Try shooting more across the surface (as opposed to straight down at it) so there is some background visible.
Hope this helps.


----------



## twhincup (Apr 21, 2007)

have you selected the 'macro' setting on the camera?

p.s. the rotary arrived perfectly :thumb:


----------



## Roman (Jun 14, 2007)

Thanks for the replys, think I will have to take a look in the manual.

Twhincup - Sorry, what is the Macro setting? Glad the polisher turned up okay.


----------



## Jakedoodles (Jan 16, 2006)

If you can, stand back a bit, and zoom in. Also, try and position the camera level of the horizontal plane across the roof.


----------



## twhincup (Apr 21, 2007)

Roman said:


> Thanks for the replys, think I will have to take a look in the manual.
> 
> Twhincup - Sorry, what is the Macro setting? Glad the polisher turned up okay.

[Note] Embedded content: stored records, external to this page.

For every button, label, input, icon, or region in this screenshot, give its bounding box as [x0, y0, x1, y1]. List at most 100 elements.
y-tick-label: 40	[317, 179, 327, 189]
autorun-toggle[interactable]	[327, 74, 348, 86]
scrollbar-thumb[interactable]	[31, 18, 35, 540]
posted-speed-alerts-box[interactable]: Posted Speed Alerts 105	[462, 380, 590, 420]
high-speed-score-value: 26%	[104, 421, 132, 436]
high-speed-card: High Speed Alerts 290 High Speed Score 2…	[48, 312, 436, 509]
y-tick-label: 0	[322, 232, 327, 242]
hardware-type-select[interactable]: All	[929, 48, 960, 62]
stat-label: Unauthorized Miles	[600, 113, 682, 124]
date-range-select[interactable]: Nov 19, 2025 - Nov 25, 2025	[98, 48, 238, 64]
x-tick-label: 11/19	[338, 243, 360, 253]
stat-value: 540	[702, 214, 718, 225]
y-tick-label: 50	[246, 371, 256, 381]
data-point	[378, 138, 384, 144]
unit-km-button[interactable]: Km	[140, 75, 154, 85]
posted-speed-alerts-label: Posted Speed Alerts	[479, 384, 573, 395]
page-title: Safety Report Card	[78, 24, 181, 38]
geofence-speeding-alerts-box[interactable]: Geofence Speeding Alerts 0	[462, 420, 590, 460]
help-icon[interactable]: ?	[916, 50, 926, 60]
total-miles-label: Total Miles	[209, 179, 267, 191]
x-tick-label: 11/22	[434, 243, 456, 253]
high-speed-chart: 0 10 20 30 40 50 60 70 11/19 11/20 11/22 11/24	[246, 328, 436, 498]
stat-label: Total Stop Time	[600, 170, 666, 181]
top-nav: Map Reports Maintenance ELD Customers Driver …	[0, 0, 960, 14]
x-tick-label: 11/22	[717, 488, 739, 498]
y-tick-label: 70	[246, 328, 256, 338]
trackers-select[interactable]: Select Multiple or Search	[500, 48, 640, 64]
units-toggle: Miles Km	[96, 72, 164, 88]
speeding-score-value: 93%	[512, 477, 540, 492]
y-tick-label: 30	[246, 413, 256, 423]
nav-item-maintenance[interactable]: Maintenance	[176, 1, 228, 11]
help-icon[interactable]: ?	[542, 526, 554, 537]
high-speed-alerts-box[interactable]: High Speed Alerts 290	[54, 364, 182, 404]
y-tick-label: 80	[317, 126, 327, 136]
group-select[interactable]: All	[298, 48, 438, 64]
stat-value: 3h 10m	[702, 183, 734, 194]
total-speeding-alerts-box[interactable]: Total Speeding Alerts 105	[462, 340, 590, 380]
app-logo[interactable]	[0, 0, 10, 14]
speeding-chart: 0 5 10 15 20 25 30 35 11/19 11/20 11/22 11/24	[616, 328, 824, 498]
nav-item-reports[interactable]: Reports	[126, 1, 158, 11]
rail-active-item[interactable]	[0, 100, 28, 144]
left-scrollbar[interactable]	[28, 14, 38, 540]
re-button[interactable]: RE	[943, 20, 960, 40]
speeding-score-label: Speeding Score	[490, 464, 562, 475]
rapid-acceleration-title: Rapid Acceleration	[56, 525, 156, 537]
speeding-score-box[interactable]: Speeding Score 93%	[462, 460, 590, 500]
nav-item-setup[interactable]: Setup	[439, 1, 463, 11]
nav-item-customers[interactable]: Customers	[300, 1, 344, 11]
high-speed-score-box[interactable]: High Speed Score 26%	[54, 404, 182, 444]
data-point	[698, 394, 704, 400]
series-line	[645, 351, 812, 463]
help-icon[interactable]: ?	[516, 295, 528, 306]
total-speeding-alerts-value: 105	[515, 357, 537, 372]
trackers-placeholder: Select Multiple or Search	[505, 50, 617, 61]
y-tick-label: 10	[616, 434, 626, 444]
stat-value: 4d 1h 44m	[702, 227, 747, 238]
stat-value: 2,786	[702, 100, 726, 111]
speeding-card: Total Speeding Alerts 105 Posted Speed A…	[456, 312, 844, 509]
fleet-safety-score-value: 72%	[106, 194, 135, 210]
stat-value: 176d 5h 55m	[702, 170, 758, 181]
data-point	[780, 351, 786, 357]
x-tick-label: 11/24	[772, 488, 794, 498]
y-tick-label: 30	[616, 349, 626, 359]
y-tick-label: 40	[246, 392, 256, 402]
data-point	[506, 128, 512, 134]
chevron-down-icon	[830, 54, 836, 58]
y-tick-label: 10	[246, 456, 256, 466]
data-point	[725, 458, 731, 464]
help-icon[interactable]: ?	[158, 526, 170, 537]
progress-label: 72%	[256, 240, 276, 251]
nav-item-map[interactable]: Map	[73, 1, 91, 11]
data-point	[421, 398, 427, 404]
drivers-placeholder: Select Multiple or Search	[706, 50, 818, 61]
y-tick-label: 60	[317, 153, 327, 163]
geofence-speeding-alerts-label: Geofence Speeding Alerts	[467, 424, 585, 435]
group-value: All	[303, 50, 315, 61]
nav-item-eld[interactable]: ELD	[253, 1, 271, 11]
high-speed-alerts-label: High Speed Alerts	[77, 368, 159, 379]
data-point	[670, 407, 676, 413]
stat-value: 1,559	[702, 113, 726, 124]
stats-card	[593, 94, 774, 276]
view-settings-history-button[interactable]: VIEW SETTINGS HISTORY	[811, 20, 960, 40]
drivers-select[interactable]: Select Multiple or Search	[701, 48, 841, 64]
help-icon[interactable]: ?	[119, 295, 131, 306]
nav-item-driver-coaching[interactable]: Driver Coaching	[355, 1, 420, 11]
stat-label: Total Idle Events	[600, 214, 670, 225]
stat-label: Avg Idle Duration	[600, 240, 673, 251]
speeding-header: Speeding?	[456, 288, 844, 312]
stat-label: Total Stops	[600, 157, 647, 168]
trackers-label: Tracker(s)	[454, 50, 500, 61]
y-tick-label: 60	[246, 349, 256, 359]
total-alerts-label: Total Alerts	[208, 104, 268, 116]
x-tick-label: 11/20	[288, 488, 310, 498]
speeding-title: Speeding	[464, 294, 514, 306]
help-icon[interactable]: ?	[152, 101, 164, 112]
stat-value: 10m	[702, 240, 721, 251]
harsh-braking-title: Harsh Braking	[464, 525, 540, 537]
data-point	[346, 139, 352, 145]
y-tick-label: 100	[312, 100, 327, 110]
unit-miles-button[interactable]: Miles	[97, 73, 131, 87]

it's normally a setting on the camera depicted by whats best descibed as a small flower (i.e. auto=square, portraits=face, sportsmode=running man......macro=flower)


----------



## Roman (Jun 14, 2007)

Ow, I've got that little flower symbol. I'll give that a try.

Thanks.


----------



## twhincup (Apr 21, 2007)

IIRC you have to be about 12inches away, shoot off a couple of shots at varying distances. my other half has a big nikon slr digital type thingy camera (technical terms are my forte) and she took some pictures of fowers on the macro. in one she had the hairs of the pollen in shot, and in another she had a picture of the ladybird after laying some sort of egg !!


----------



## Roman (Jun 14, 2007)

Took another look last night and I have the little flower. So going to have a little play.


----------



## mouthyman (May 1, 2006)

whats the beats way to get night time beaded shots, where the beads are shiny


----------



## Ant GTI-6 (Nov 30, 2005)

mouthyman said:


> whats the beats way to get night time beaded shots, where the beads are shiny


Youll need a tripod and then set to macro mode then adjust the exposure to open for a longer period, (the shutter open for 4-5 seconds at least). possibly need to put the camera in full manual mode if possible.

The night time close up technique is very difficut as you want to focus on a very close spot and very little light is available. its more of a SLR/DSLR type shot, but there's no harm in having a go.


----------



## mouthyman (May 1, 2006)

i have a fuji s602, it allows all the settings to be adjusted, but its very complicated,


----------